Here are 3 Risk factors for ADHD that we are unable to control but should make you be more aware and observant of your child for sighs of ADHD include a familiar history, having a boy and a premature birth. Here are 4 risk factor for ADHD that you can control. Stop smoking the second you find out you are pregnant. Don’t drink while you are pregnant. Be aware of toxin exposure such as lead while you are pregnant. And the newest factor and/or tips for skewing thew odds in your favor in order to avoid having a child who suffers form ADHD is to avoid a high fat diet.

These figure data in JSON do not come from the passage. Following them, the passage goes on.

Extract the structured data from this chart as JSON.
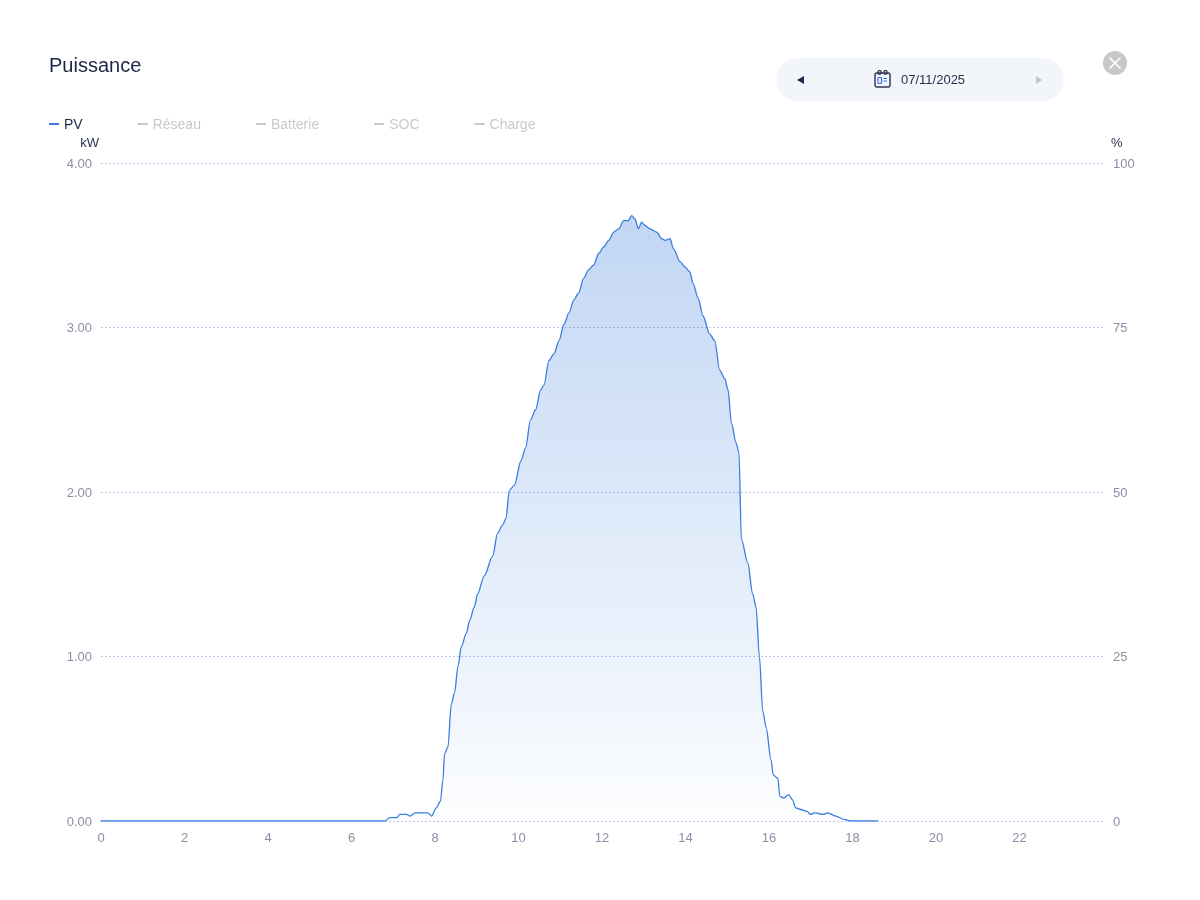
{
  "chart_data": {
    "type": "area",
    "title": "Puissance",
    "ylabel": "kW",
    "y2label": "%",
    "annotations": [
      "07/11/2025"
    ],
    "series": [
      {
        "name": "PV",
        "color": "#3b7ddd",
        "x": [
          0,
          6.8,
          6.92,
          7.08,
          7.16,
          7.32,
          7.4,
          7.52,
          7.67,
          7.83,
          7.92,
          8.03,
          8.13,
          8.19,
          8.23,
          8.31,
          8.39,
          8.47,
          8.55,
          8.63,
          8.75,
          8.83,
          8.94,
          9.02,
          9.18,
          9.38,
          9.5,
          9.62,
          9.7,
          9.78,
          9.9,
          10.06,
          10.17,
          10.29,
          10.41,
          10.53,
          10.61,
          10.73,
          10.85,
          10.97,
          11.09,
          11.21,
          11.33,
          11.44,
          11.56,
          11.68,
          11.8,
          11.92,
          12.04,
          12.16,
          12.28,
          12.4,
          12.52,
          12.63,
          12.71,
          12.79,
          12.87,
          12.95,
          13.03,
          13.15,
          13.31,
          13.43,
          13.51,
          13.63,
          13.71,
          13.87,
          13.98,
          14.1,
          14.18,
          14.3,
          14.42,
          14.58,
          14.7,
          14.82,
          14.94,
          15.02,
          15.1,
          15.21,
          15.28,
          15.34,
          15.49,
          15.61,
          15.69,
          15.77,
          15.85,
          15.93,
          16.05,
          16.1,
          16.21,
          16.26,
          16.36,
          16.47,
          16.56,
          16.64,
          16.76,
          16.9,
          17.0,
          17.1,
          17.3,
          17.4,
          17.6,
          17.8,
          17.95,
          18.6
        ],
        "values": [
          0,
          0,
          0.02,
          0.02,
          0.04,
          0.04,
          0.03,
          0.05,
          0.05,
          0.05,
          0.03,
          0.08,
          0.12,
          0.25,
          0.41,
          0.45,
          0.71,
          0.78,
          0.94,
          1.06,
          1.14,
          1.22,
          1.3,
          1.38,
          1.49,
          1.61,
          1.75,
          1.8,
          1.84,
          2.01,
          2.04,
          2.19,
          2.27,
          2.44,
          2.5,
          2.62,
          2.65,
          2.8,
          2.84,
          2.92,
          3.02,
          3.09,
          3.17,
          3.21,
          3.3,
          3.35,
          3.38,
          3.45,
          3.49,
          3.53,
          3.58,
          3.6,
          3.65,
          3.65,
          3.68,
          3.66,
          3.6,
          3.64,
          3.62,
          3.6,
          3.58,
          3.54,
          3.53,
          3.54,
          3.48,
          3.4,
          3.37,
          3.34,
          3.27,
          3.18,
          3.07,
          2.96,
          2.92,
          2.74,
          2.69,
          2.62,
          2.42,
          2.3,
          2.24,
          1.71,
          1.57,
          1.38,
          1.3,
          1.0,
          0.67,
          0.57,
          0.37,
          0.28,
          0.26,
          0.15,
          0.14,
          0.16,
          0.13,
          0.08,
          0.07,
          0.06,
          0.04,
          0.05,
          0.04,
          0.05,
          0.03,
          0.01,
          0,
          0
        ]
      },
      {
        "name": "Réseau"
      },
      {
        "name": "Batterie"
      },
      {
        "name": "SOC"
      },
      {
        "name": "Charge"
      }
    ],
    "xlim": [
      0,
      24
    ],
    "xticks": [
      0,
      2,
      4,
      6,
      8,
      10,
      12,
      14,
      16,
      18,
      20,
      22
    ],
    "ylim": [
      0,
      4
    ],
    "yticks": [
      {
        "value": 0,
        "label": "0.00"
      },
      {
        "value": 1,
        "label": "1.00"
      },
      {
        "value": 2,
        "label": "2.00"
      },
      {
        "value": 3,
        "label": "3.00"
      },
      {
        "value": 4,
        "label": "4.00"
      }
    ],
    "y2lim": [
      0,
      100
    ],
    "y2ticks": [
      0,
      25,
      50,
      75,
      100
    ],
    "grid": "y",
    "legend": "top left",
    "marker": "none"
  }
}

A high fat diet during pregnancy regardless of the mother’s body fat percentage also may be linked to anxiety and depression. This according to a new study in the Journal of Neuroendocrinology. I have also included a study from the Journal Of Neuroscience for your perusal. There you have it, four tips that may help a pregnant mom avoid having a child with you avoid having a child with ADHD.
Neuroendocrinology.2010 Nov 13. [Epub ahead of print]
Perinatal Exposure to High-Fat Diet Programs Energy Balance, Metabolism and Behavior in Adulthood.
Department of Neuroscience, Oregon National Primate Research Center, Beaverton, Oreg., USA.
The perinatal environment plays an important role in programming many aspects of physiology and behavior including metabolism, body weight set point, energy balance regulation and predisposition to mental health-related disorders such as anxiety, depression and attention deficit hyperactivity disorder. Maternal health and nutritional status heavily influence the early environment and have a long-term impact on critical central pathways, including the melanocortinergic, serotonergic system and dopaminergic systems. Evidence from a variety of animal models including rodents and nonhuman primates indicates that exposure to maternal high-fat diet (HFD) consumption programs offspring for increased risk of adult obesity. Hyperphagia and increased preference for fatty and sugary foods are implicated as mechanisms for the increased obesity risk. The effects of maternal HFD consumption on energy expenditure are unclear, and future studies need to address the impact of perinatal HFD exposure on this important component of energy balance regulation. Recent evidence from animal models also indicates that maternal HFD consumption increases the risk of offspring developing mental health-related disorders such as anxiety. Potential mechanisms for perinatal HFD programming of neural pathways include circulating factors, such as hormones (leptin, insulin), nutrients (fatty acids, triglycerides and glucose) and inflammatory cytokines. As maternal HFD consumption and obesity are common and rapidly increasing, we speculate that future generations will be at increased risk for both metabolic and mental health disorders. Thus, it is critical that future studies identify therapeutic strategies that are effective at preventing maternal HFD-induced malprogramming.
Copyright © 2010 S. Karger AG, Basel.
PMID: 21079387 [PubMed - as supplied by publisher]
J Neurosci. 2010 Mar 10;30(10):3826-30.
Chronic consumption of a high-fat diet during pregnancy causes perturbations in the serotonergic system and increased anxiety-like behavior in nonhuman primate offspring.
Division of Neuroscience, Oregon National Primate Research Center, Oregon Health & Sciences University, Beaverton, Oregon 97006, USA.
Childhood obesity is associated with increased risk of behavioral/psychological disorders including depression, anxiety, poor learning, and attention deficient disorder. As the majority of women of child-bearing age are overweight or obese and consume a diet high in dietary fat, it is critical to examine the consequences of maternal overnutrition on the development of brain circuitry that regulates offspring behavior. Using a nonhuman primate model of diet-induced obesity, we found that maternal high-fat diet (HFD) consumption caused perturbations in the central serotonergic system of fetal offspring. In addition, female infants from HFD-fed mothers exhibited increased anxiety in response to threatening novel objects. These findings have important clinical implications as they demonstrate that exposure to maternal HFD consumption during gestation, independent of obesity, increases the risk of developing behavioral disorders such as anxiety.